When the nonmoving party has the burden of proof at trial, the moving party is not required to ‘support its motion with affidavits or other similar material negating the opponent's claim’ (cites omitted) in order to discharge this ‘initial responsibility’. Instead, the moving party simply may ‘show—that is, point out to the ... court—that there is an absence of evidence to support the nonmoving party's case, (cites omitted). Alternatively, the moving party may support its motion for summary judgment with affirmative evidence demonstrating that the nonmoving party will be unable to prove its case at trial.

Four Parcels of Real Prop. , 941 F.2d at 1437 (citing Celotex , 477 U.S. at 323–31, 106 S.Ct. at 2553–57 ).

Once this burden is met, the nonmoving party cannot merely rely on allegations or denials in its own pleadings.
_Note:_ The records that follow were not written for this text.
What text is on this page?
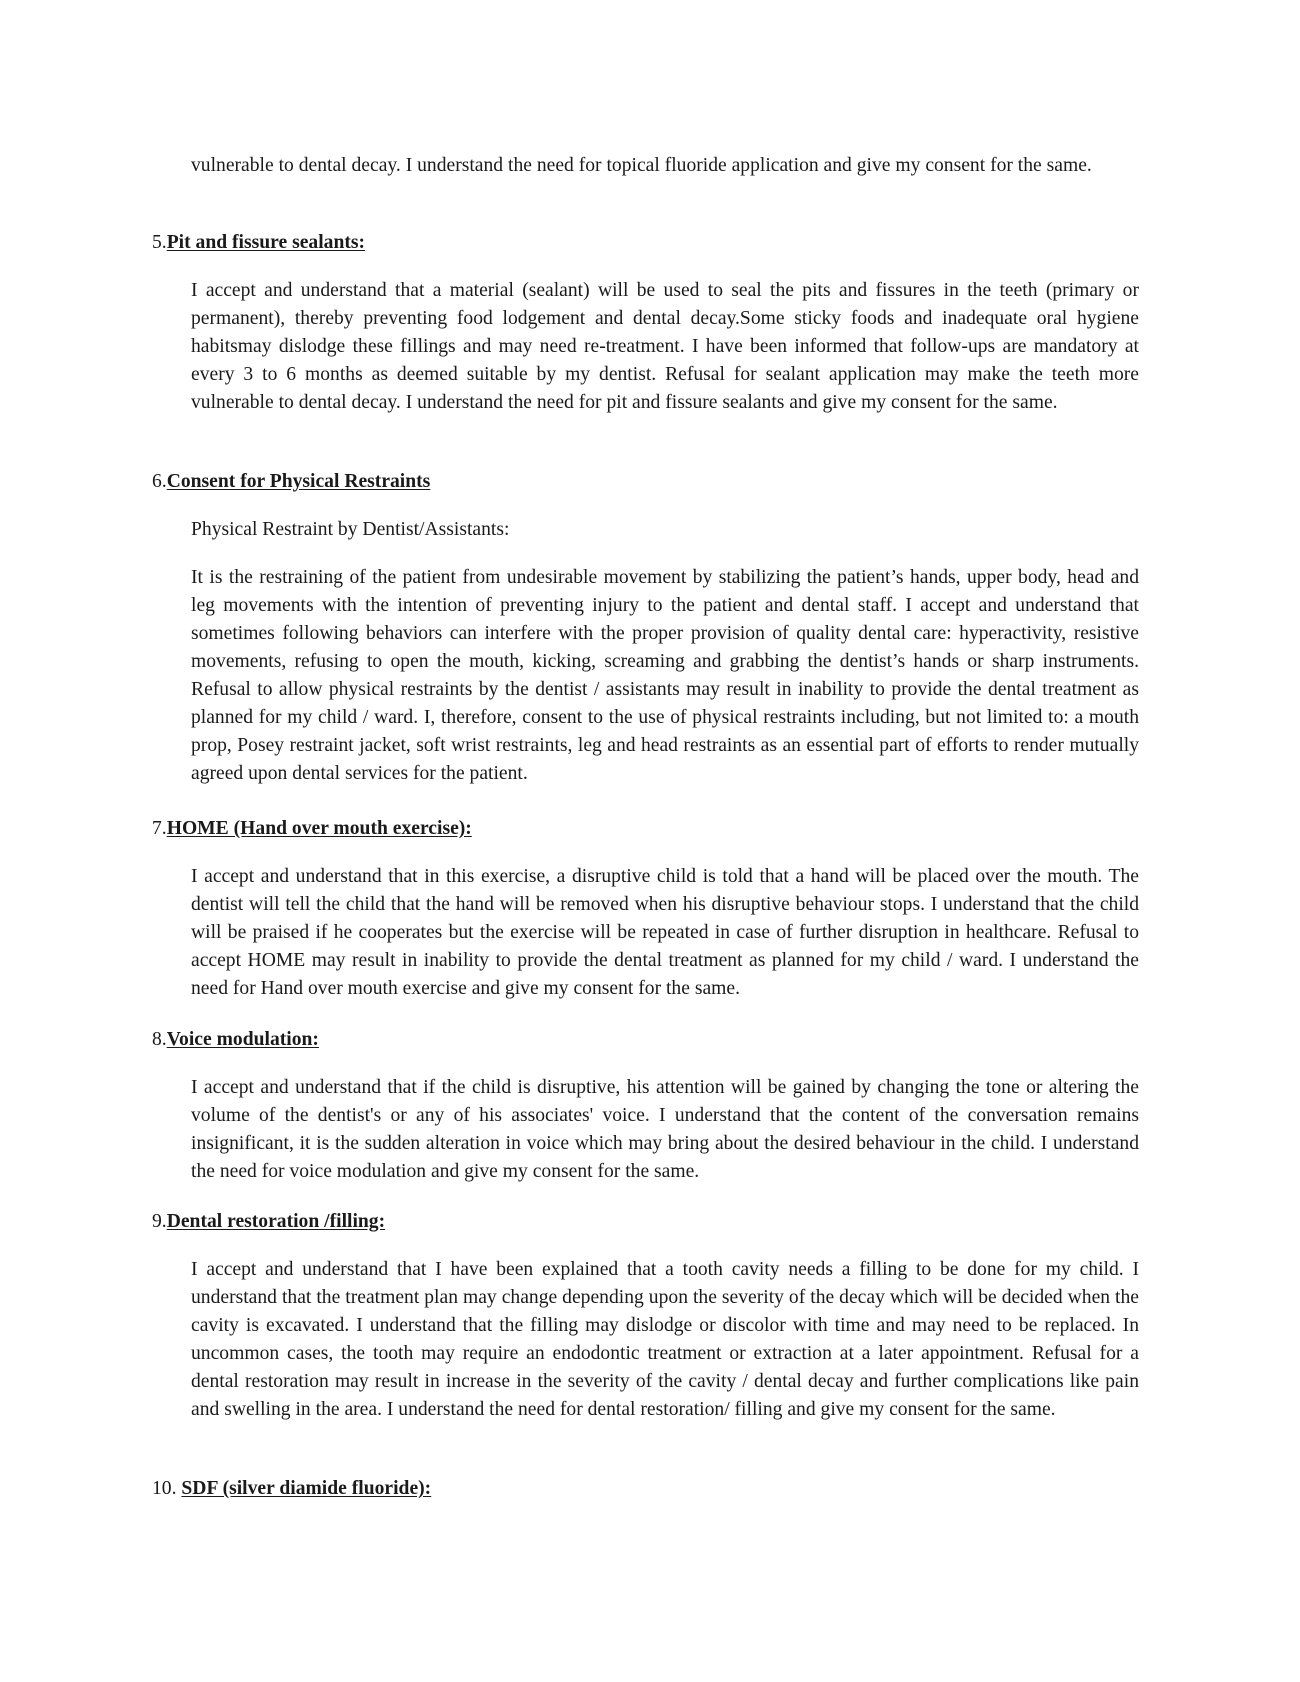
vulnerable to dental decay. I understand the need for topical fluoride application and give my consent for the same.

5.Pit and fissure sealants:

I accept and understand that a material (sealant) will be used to seal the pits and fissures in the teeth (primary or permanent), thereby preventing food lodgement and dental decay.Some sticky foods and inadequate oral hygiene habitsmay dislodge these fillings and may need re-treatment. I have been informed that follow-ups are mandatory at every 3 to 6 months as deemed suitable by my dentist. Refusal for sealant application may make the teeth more vulnerable to dental decay. I understand the need for pit and fissure sealants and give my consent for the same.

6.Consent for Physical Restraints

Physical Restraint by Dentist/Assistants:

It is the restraining of the patient from undesirable movement by stabilizing the patient’s hands, upper body, head and leg movements with the intention of preventing injury to the patient and dental staff. I accept and understand that sometimes following behaviors can interfere with the proper provision of quality dental care: hyperactivity, resistive movements, refusing to open the mouth, kicking, screaming and grabbing the dentist’s hands or sharp instruments. Refusal to allow physical restraints by the dentist / assistants may result in inability to provide the dental treatment as planned for my child / ward. I, therefore, consent to the use of physical restraints including, but not limited to: a mouth prop, Posey restraint jacket, soft wrist restraints, leg and head restraints as an essential part of efforts to render mutually agreed upon dental services for the patient.

7.HOME (Hand over mouth exercise):

I accept and understand that in this exercise, a disruptive child is told that a hand will be placed over the mouth. The dentist will tell the child that the hand will be removed when his disruptive behaviour stops. I understand that the child will be praised if he cooperates but the exercise will be repeated in case of further disruption in healthcare. Refusal to accept HOME may result in inability to provide the dental treatment as planned for my child / ward. I understand the need for Hand over mouth exercise and give my consent for the same.

8.Voice modulation:

I accept and understand that if the child is disruptive, his attention will be gained by changing the tone or altering the volume of the dentist's or any of his associates' voice. I understand that the content of the conversation remains insignificant, it is the sudden alteration in voice which may bring about the desired behaviour in the child. I understand the need for voice modulation and give my consent for the same.

9.Dental restoration /filling:

I accept and understand that I have been explained that a tooth cavity needs a filling to be done for my child. I understand that the treatment plan may change depending upon the severity of the decay which will be decided when the cavity is excavated. I understand that the filling may dislodge or discolor with time and may need to be replaced. In uncommon cases, the tooth may require an endodontic treatment or extraction at a later appointment. Refusal for a dental restoration may result in increase in the severity of the cavity / dental decay and further complications like pain and swelling in the area. I understand the need for dental restoration/ filling and give my consent for the same.

10. SDF (silver diamide fluoride):
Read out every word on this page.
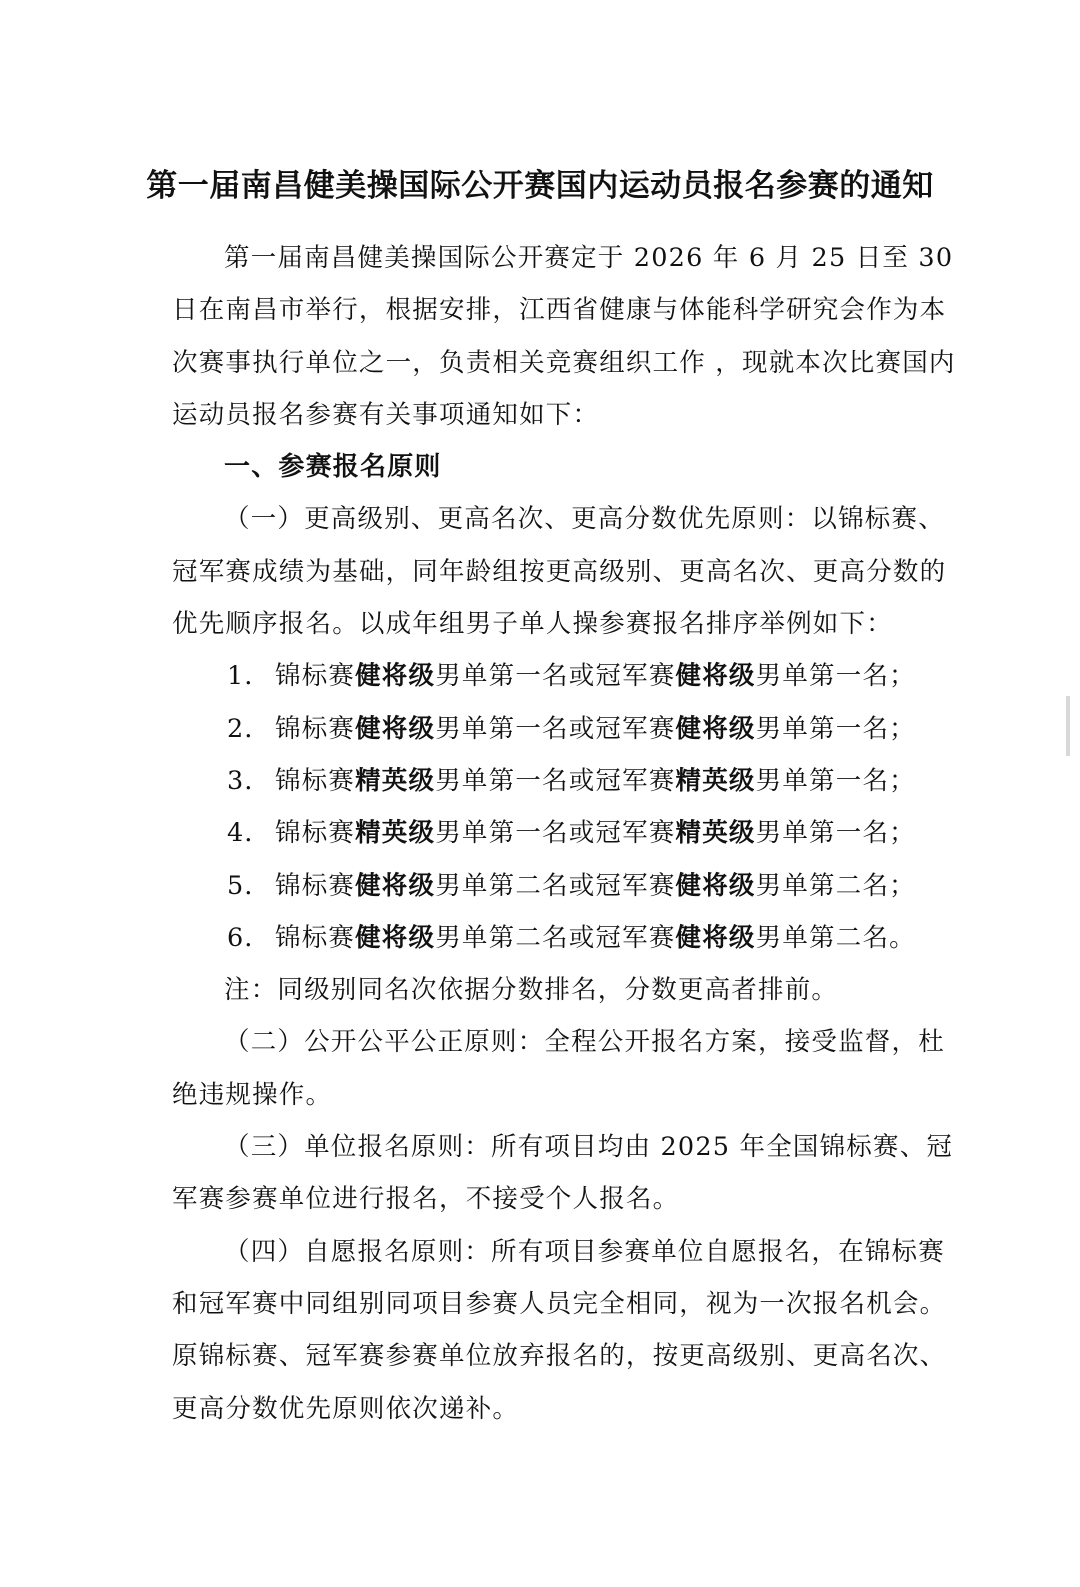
第一届南昌健美操国际公开赛国内运动员报名参赛的通知

第一届南昌健美操国际公开赛定于 2026 年 6 月 25 日至 30 日在南昌市举行，根据安排，江西省健康与体能科学研究会作为本次赛事执行单位之一，负责相关竞赛组织工作 ，现就本次比赛国内运动员报名参赛有关事项通知如下：

一、参赛报名原则

（一）更高级别、更高名次、更高分数优先原则：以锦标赛、冠军赛成绩为基础，同年龄组按更高级别、更高名次、更高分数的优先顺序报名。以成年组男子单人操参赛报名排序举例如下：

1． 锦标赛健将级男单第一名或冠军赛健将级男单第一名；
2． 锦标赛健将级男单第一名或冠军赛健将级男单第一名；
3． 锦标赛精英级男单第一名或冠军赛精英级男单第一名；
4． 锦标赛精英级男单第一名或冠军赛精英级男单第一名；
5． 锦标赛健将级男单第二名或冠军赛健将级男单第二名；
6． 锦标赛健将级男单第二名或冠军赛健将级男单第二名。

注：同级别同名次依据分数排名，分数更高者排前。

（二）公开公平公正原则：全程公开报名方案，接受监督，杜绝违规操作。

（三）单位报名原则：所有项目均由 2025 年全国锦标赛、冠军赛参赛单位进行报名，不接受个人报名。

（四）自愿报名原则：所有项目参赛单位自愿报名，在锦标赛和冠军赛中同组别同项目参赛人员完全相同，视为一次报名机会。原锦标赛、冠军赛参赛单位放弃报名的，按更高级别、更高名次、更高分数优先原则依次递补。
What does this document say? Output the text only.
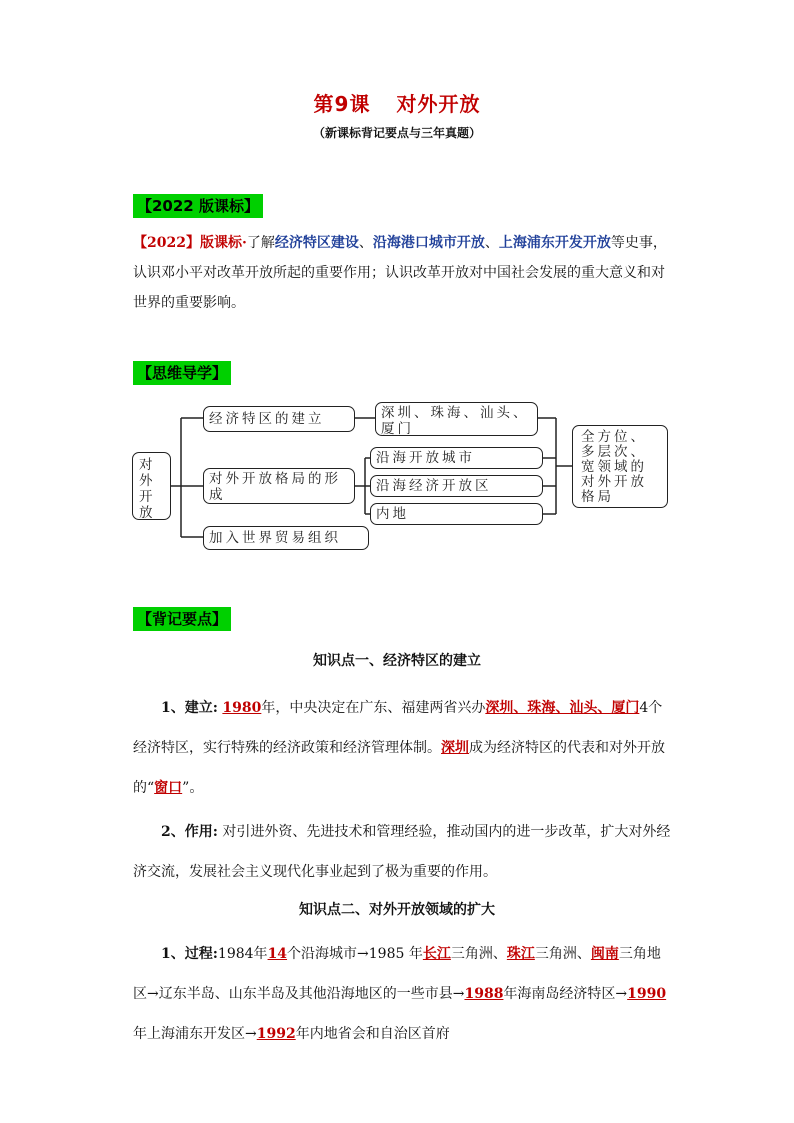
第9课 对外开放
（新课标背记要点与三年真题）
【2022 版课标】
【2022】版课标·了解经济特区建设、沿海港口城市开放、上海浦东开发开放等史事，认识邓小平对改革开放所起的重要作用；认识改革开放对中国社会发展的重大意义和对世界的重要影响。
【思维导学】
对外开放
经济特区的建立	深圳、珠海、汕头、厦门
对外开放格局的形成
沿海开放城市
沿海经济开放区
内地
加入世界贸易组织
全方位、多层次、宽领域的对外开放格局
【背记要点】
知识点一、经济特区的建立
1、建立: 1980年，中央决定在广东、福建两省兴办深圳、珠海、汕头、厦门4个经济特区，实行特殊的经济政策和经济管理体制。深圳成为经济特区的代表和对外开放的“窗口”。
2、作用: 对引进外资、先进技术和管理经验，推动国内的进一步改革，扩大对外经济交流，发展社会主义现代化事业起到了极为重要的作用。
知识点二、对外开放领域的扩大
1、过程:1984年14个沿海城市→1985 年长江三角洲、珠江三角洲、闽南三角地区→辽东半岛、山东半岛及其他沿海地区的一些市县→1988年海南岛经济特区→1990年上海浦东开发区→1992年内地省会和自治区首府
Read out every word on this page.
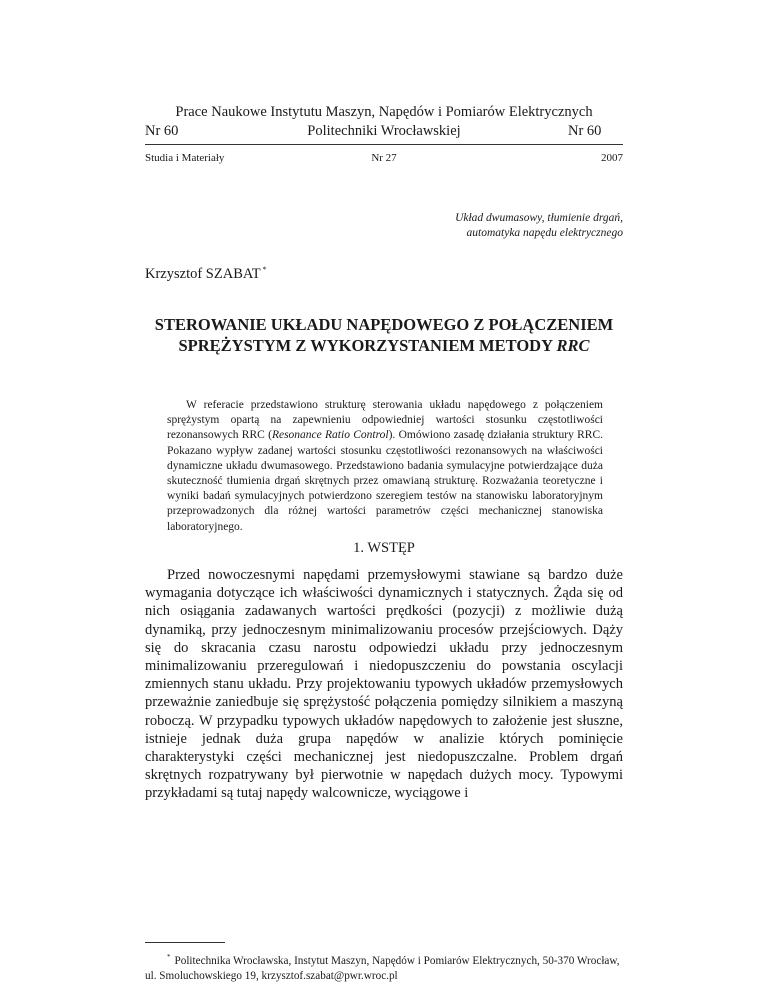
Prace Naukowe Instytutu Maszyn, Napędów i Pomiarów Elektrycznych
Politechniki Wrocławskiej
Nr 60	Nr 60
Studia i Materiały	Nr 27	2007
Układ dwumasowy, tłumienie drgań,
automatyka napędu elektrycznego
Krzysztof SZABAT *
STEROWANIE UKŁADU NAPĘDOWEGO Z POŁĄCZENIEM
SPRĘŻYSTYM Z WYKORZYSTANIEM METODY RRC
W referacie przedstawiono strukturę sterowania układu napędowego z połączeniem sprężystym opartą na zapewnieniu odpowiedniej wartości stosunku częstotliwości rezonansowych RRC (Resonance Ratio Control). Omówiono zasadę działania struktury RRC. Pokazano wypływ zadanej wartości stosunku częstotliwości rezonansowych na właściwości dynamiczne układu dwumasowego. Przedstawiono badania symulacyjne potwierdzające duża skuteczność tłumienia drgań skrętnych przez omawianą strukturę. Rozważania teoretyczne i wyniki badań symulacyjnych potwierdzono szeregiem testów na stanowisku laboratoryjnym przeprowadzonych dla różnej wartości parametrów części mechanicznej stanowiska laboratoryjnego.
1. WSTĘP
Przed nowoczesnymi napędami przemysłowymi stawiane są bardzo duże wymagania dotyczące ich właściwości dynamicznych i statycznych. Żąda się od nich osiągania zadawanych wartości prędkości (pozycji) z możliwie dużą dynamiką, przy jednoczesnym minimalizowaniu procesów przejściowych. Dąży się do skracania czasu narostu odpowiedzi układu przy jednoczesnym minimalizowaniu przeregulowań i niedopuszczeniu do powstania oscylacji zmiennych stanu układu. Przy projektowaniu typowych układów przemysłowych przeważnie zaniedbuje się sprężystość połączenia pomiędzy silnikiem a maszyną roboczą. W przypadku typowych układów napędowych to założenie jest słuszne, istnieje jednak duża grupa napędów w analizie których pominięcie charakterystyki części mechanicznej jest niedopuszczalne. Problem drgań skrętnych rozpatrywany był pierwotnie w napędach dużych mocy. Typowymi przykładami są tutaj napędy walcownicze, wyciągowe i
* Politechnika Wrocławska, Instytut Maszyn, Napędów i Pomiarów Elektrycznych, 50-370 Wrocław, ul. Smoluchowskiego 19, krzysztof.szabat@pwr.wroc.pl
Fed.R.Civ.P. 56(e). Rather, the nonmoving party must present specific facts that demonstrate there is a genuine dispute over material facts. Hairston , 9 F.3d at 918. When reviewing a motion for summary judgment, a court must examine the evidence in the light most favorable to the nonmoving party and all reasonable doubts and inferences should be resolved in favor of the nonmoving party. Id.

Turnover

An action for turnover related to a debt requires a showing that (a) the debt “is property of the estate” and (b) “is matured, payable on demand, or payable on order.” 11 U.S.C. § 542(b). As to the first prong, property is defined broadly to encompass “all legal or equitable interests of the debtor in property as of the commencement of the case.” 11 U.S.C. § 541 ; Howell v. Bank of Am., N.A. (In re Dorsey) , 497 B.R. 374, 383 (Bankr.N.D.Ga.2013). As to the second element, a debt that is “presently payable,” i.e., “where payment is not subject to any condition precedent” is matured, payable on demand, or payable on order. Miller v. Jannetta (In re Irwin) , 509 B.R. 808 (Bankr.E.D.Pa.2014). Courts in the Eleventh Circuit generally follow the majority rule that a debt must be undisputed to be subject to turnover. See, e.g. , In re Fontainebleau Las Vegas Holdings, LLC , 417 B.R. 651, 666 (S.D.Fla.2009) aff'd sub nom. Ave. CLO Fund Ltd. v. Bank of Am., NA , 709 F.3d 1072 (11th Cir.2013) (“The turnover provision of [the] Bankruptcy Code applies only to tangible property and money due to debtor without dispute which are fully matured and payable on demand.”) (emphasis in original).